Once the attacker withdraws the computing power, other miners will definitely come back, so the attacker must always pay attention and frequently use 51% attacks to reject other people's blocks.

This strategy of monopolizing mining has been found in small currencies, especially graphics card coins.

BCH and BSV have such a small computing power now, especially compared to BTC, both are less than 3%. But there has been no mining monopoly. I think the most important reason is that it is too difficult to monopolize. The attacker needs to have more than 51% of the computing power of the entire network when attacking. After the attack, after withdrawing most of the computing power, other miners can use small computing power to harass the attacker. This offensive and defensive battle always requires a large cost for the attacker.

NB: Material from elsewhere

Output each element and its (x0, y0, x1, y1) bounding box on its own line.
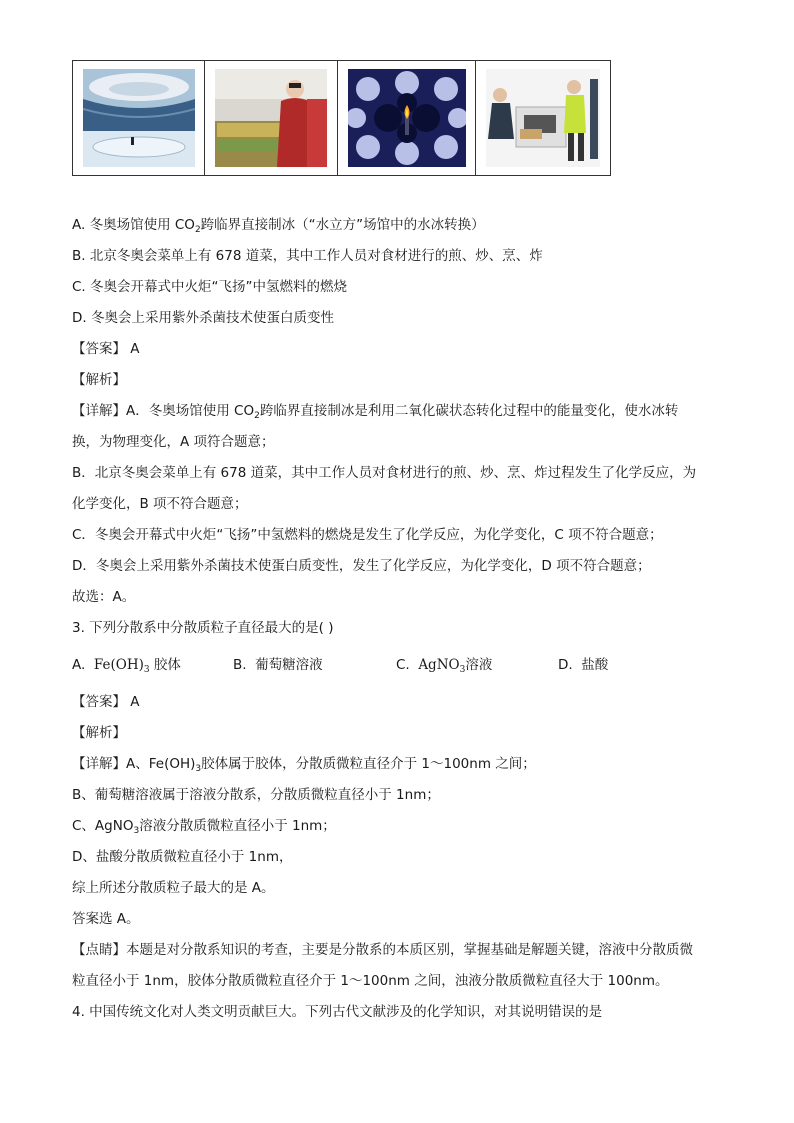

Another reason may be the real-name system. Now, those who can mobilize 1E computing power in the entire network are basically open. Even those who hide in the dark can be found out with a little investigation. Under such circumstances, the legal cost of launching an attack is too high.

In addition, for mainstream currencies, centralized mining will cause prices to fall, which makes monopoly mining even more meaningless.

What can’t a 51% attack do?

In addition to double-spending transactions, 51% attacks cannot use other methods to modify existing block ledgers. Coins cannot be created out of thin air, and historical transactions that do not have the private keys of the attacker cannot be tampered with.

A 51% attack can only modify the attacker’s own transactions. Therefore, a 51% attack cannot destroy the credit of the entire chain, it is just a default.

This is a bit like globalized business. The United States can default on its debts once or twice because of its strong military force. North Korea can also default on its debts because it is shameless, but the credit of the entire globalized market will not be greatly affected.

A 51% attack cannot be used to modify the protocol.

Modifying the protocol requires consensus with the vast majority of nodes in the entire network, not just mining nodes. Although mining nodes can modify the protocol individually, other nodes do not follow you, which is just an attacker issuing a new coin.

As long as a chain is decentralized, a 51% attack cannot modify its protocol. This is because the dominant computing power can only use the rule that the longest chain is the valid chain to force other computing power to follow, but cannot force other non-mining nodes to follow. For example, exchanges can directly shut down nodes and directly define the name of the coin. Even if the longest chain is the valid chain, other miners can refuse to recognize it. They can work with other developers and exchanges to modify the rules.

Using a hash war to modify the protocol was the biggest controversy when BCH and BSV split in 2018. At the time, some people believed that the hash war would definitely eliminate one of the chains and let the entire network follow the winner, but the fact is that apart from the war of words between the two sides, nothing else happened.

In history, there have indeed been cases where miners have modified the protocol of a chain through a 51% attack, but these are centralized coins, the developers and mining pools are integrated, and users have no idea what a complete node is.

In summary, on mainstream coins (mainly small coins with strong decentralized properties but not centralized), the so-called 51% attack, or hash rate war, has never successfully destroyed the credit of the chain in history. Even now, the cost of attacking BCH and BSV is very low and the potential benefits are very high, but no 51% attack has occurred.

The effect of a 51% attack is limited. It can only double-spend the attacker's own coins and cannot modify other people's bills.

Using a 51% attack to monopolize mining is uneconomical.

A 51% attack also cannot be used to modify the protocol.

So I think the so-called hash rate war is a pseudo-concept that has no impact on mainstream currencies. As for small currencies, they cannot survive without a 51% attack.